Éva Bouchard accueille les gens et une foule de visiteurs viennent la rencontrer à Péribonka. Stimulée par son frère Gustave, elle réussira à sauver la veille maison de Samuel Bédard, construira une auberge en plus des chalets qui accueilleront les visiteurs qui débarquent pour se recueillir sur les lieux qui ont inspiré Louis Hémon. Madame Bouchard aura joué un rôle important dans ce qui constitue maintenant le musée Louis-Hémon et ses dépendances.
«Elle a fait beaucoup pour Péribonka en devenant une sorte d'ambassadrice du Lac-Saint-Jean. Elle a été une conférencière qui a sillonné le Québec et rencontré des milliers de personnes. Elle a même été en France à l'exposition universelle de Paris. Elle a contribué à attirer beaucoup de gens dans la région.

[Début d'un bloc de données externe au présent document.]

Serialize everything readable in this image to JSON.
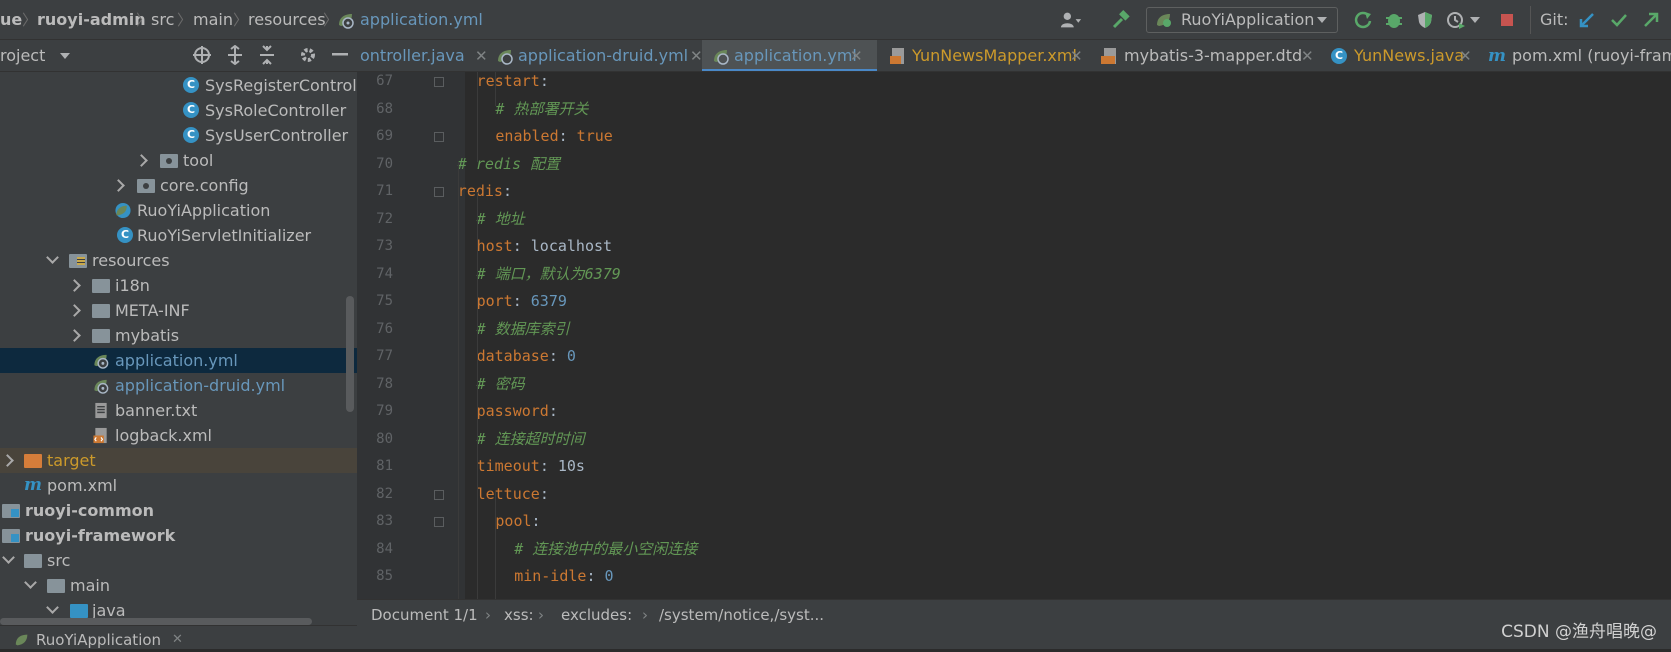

Sur le plan touristique, elle a été une pionnière», croit Marcelle Racine.
«Je crois que le fait qu'elle ait été une femme et qu'elle ait vécu sa vie autrement que les autres a été très mal vu. Elle était singulière, avait certainement des défauts mais il fallait la montrer sous un autre jour», explique l'auteure qui a choisi le mode romanesque même si son livre demeure très près de la biographie.
Le gros roman de 576 pages de Marcelle Racine constitue une véritable épopée.Toute la région se profile derrière cette femme humaine et sympathique.
«Éva Bouchard», c'est le roman du roman de Louis Hémon. La réalité se superpose à la fiction et Éva Bouchard devient fascinante. C'est là que Marcelle Racine fait véritablement oeuvre de romancière. On y voit aussi poindre des idées qui donneront naissance à la Révolution tranquille quelques années plus tard. Avec ce travail, Éva Bouchard gagne le droit d'avoir une place au musée Louis-Hémon de Péribonka. Marcelle Racine lui ouvre la porte.
«Éva Bouchard, La légende de Maria Chapdelaine» de Marcelle Racine est paru aux Éditions VLB.